# Noncommuting operators and uncertainty relations

1. Sep 24, 2007

### noospace

Hello all,

I've been thinking about the connection between commutativity of operators and uncertainty.

I've convinced myself that to have simultaneous eigenstates is a necessary and sufficient condition for two observeables to be measured simultaneously and accurately.

It's also clear that simultaneous eigenstates gives us commutativity. So we have that non-commuting observables have an uncertainty relation between them.

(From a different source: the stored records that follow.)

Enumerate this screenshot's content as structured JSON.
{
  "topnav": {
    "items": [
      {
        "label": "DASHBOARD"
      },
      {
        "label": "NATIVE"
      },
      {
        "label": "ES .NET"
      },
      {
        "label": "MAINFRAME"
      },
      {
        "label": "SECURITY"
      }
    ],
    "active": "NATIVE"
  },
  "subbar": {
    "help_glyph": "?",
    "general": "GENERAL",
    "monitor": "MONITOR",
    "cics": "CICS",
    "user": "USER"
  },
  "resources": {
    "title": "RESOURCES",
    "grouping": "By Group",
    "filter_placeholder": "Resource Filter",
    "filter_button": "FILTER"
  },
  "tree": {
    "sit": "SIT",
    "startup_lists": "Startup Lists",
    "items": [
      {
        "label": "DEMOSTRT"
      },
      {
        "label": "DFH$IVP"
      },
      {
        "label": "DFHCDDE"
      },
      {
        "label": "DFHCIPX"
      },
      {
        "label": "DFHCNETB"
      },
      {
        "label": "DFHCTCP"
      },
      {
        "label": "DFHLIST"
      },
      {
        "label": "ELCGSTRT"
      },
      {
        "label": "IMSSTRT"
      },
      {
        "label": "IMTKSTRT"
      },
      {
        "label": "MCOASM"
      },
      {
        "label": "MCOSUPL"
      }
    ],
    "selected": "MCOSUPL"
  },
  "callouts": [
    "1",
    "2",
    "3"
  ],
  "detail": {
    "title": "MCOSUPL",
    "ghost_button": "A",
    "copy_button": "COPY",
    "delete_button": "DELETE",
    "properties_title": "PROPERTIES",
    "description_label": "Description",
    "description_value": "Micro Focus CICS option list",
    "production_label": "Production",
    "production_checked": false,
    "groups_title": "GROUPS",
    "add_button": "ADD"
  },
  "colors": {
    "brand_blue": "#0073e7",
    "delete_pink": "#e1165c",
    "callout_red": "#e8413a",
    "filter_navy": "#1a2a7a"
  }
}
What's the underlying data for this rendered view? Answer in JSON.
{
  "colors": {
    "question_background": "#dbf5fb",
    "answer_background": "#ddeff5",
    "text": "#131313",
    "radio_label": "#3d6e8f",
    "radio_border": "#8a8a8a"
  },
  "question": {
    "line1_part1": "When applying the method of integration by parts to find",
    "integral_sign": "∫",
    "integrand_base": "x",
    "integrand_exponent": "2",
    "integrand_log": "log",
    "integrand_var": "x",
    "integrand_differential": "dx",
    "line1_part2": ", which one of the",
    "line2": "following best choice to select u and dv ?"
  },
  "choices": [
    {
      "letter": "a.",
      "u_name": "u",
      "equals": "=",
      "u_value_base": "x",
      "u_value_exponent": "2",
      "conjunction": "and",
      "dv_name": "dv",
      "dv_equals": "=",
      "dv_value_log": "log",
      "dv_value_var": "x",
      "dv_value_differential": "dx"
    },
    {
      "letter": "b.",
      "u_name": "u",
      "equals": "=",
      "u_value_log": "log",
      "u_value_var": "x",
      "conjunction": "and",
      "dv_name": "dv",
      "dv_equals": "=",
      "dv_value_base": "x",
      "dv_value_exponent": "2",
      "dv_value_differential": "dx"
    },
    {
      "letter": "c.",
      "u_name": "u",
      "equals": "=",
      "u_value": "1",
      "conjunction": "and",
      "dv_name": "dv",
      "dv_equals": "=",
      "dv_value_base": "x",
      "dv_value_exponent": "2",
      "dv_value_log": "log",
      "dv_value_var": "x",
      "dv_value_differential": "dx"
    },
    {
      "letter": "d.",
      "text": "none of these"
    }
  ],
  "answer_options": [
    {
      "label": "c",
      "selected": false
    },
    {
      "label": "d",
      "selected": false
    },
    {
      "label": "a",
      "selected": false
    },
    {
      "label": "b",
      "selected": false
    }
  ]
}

What's not exactly clear to me is why the converse holds, ie commuting observeables can be measured simultaneously and accurately.

Is there simple proof of this that I'm missing?

2. Sep 24, 2007

### OOO

Let A, B two operators with [A,B]=0. If $$\psi$$ is an eigenstate of B that is $$B\psi = b\psi$$, then $$BA\psi = AB\psi = b A\psi$$ so $$\phi = A\psi$$ is also an eigenstate of B corresponding to the eigenvalue b.

If the eigenvalue b is not degenerate then this means that phi must be proportional to psi, that is $$\phi = A\psi = a\psi$$ and thus psi is a simultaneous eigenvector of A and B.

If the eigenvalue b is is for example twice degenerate, then you may diagonalize A in the eigen space of b, i.e. find eigenstates psi1 and psi2 of b, that fulfill $$A\psi_1 = a_1\psi_1$$ and $$A\psi_2 = a_2\psi_2$$ and consequently psi1 and psi2 serve as a common system of eigenstates for A and B in the subspace defined by the eigenvalue b.

Last edited: Sep 24, 2007
3. Feb 24, 2008

### noospace

In the degenerate case, I'm not quite understanding what $A\psi$ being an eignestate of $B$ has to do with being able to diagonalize A in the b-eigenspace?

4. Feb 24, 2008

### noospace

Ahh,

If $A\psi$ belongs to the b-eigenspace then we can express it as

$A\psi = a_1\psi_1 + a_2\psi_2$
$A(\psi_1 + \psi_2) = a_1\psi_1 + a_2\psi_2$

so $A\psi_i = a_1\psi_i$ by linear independence.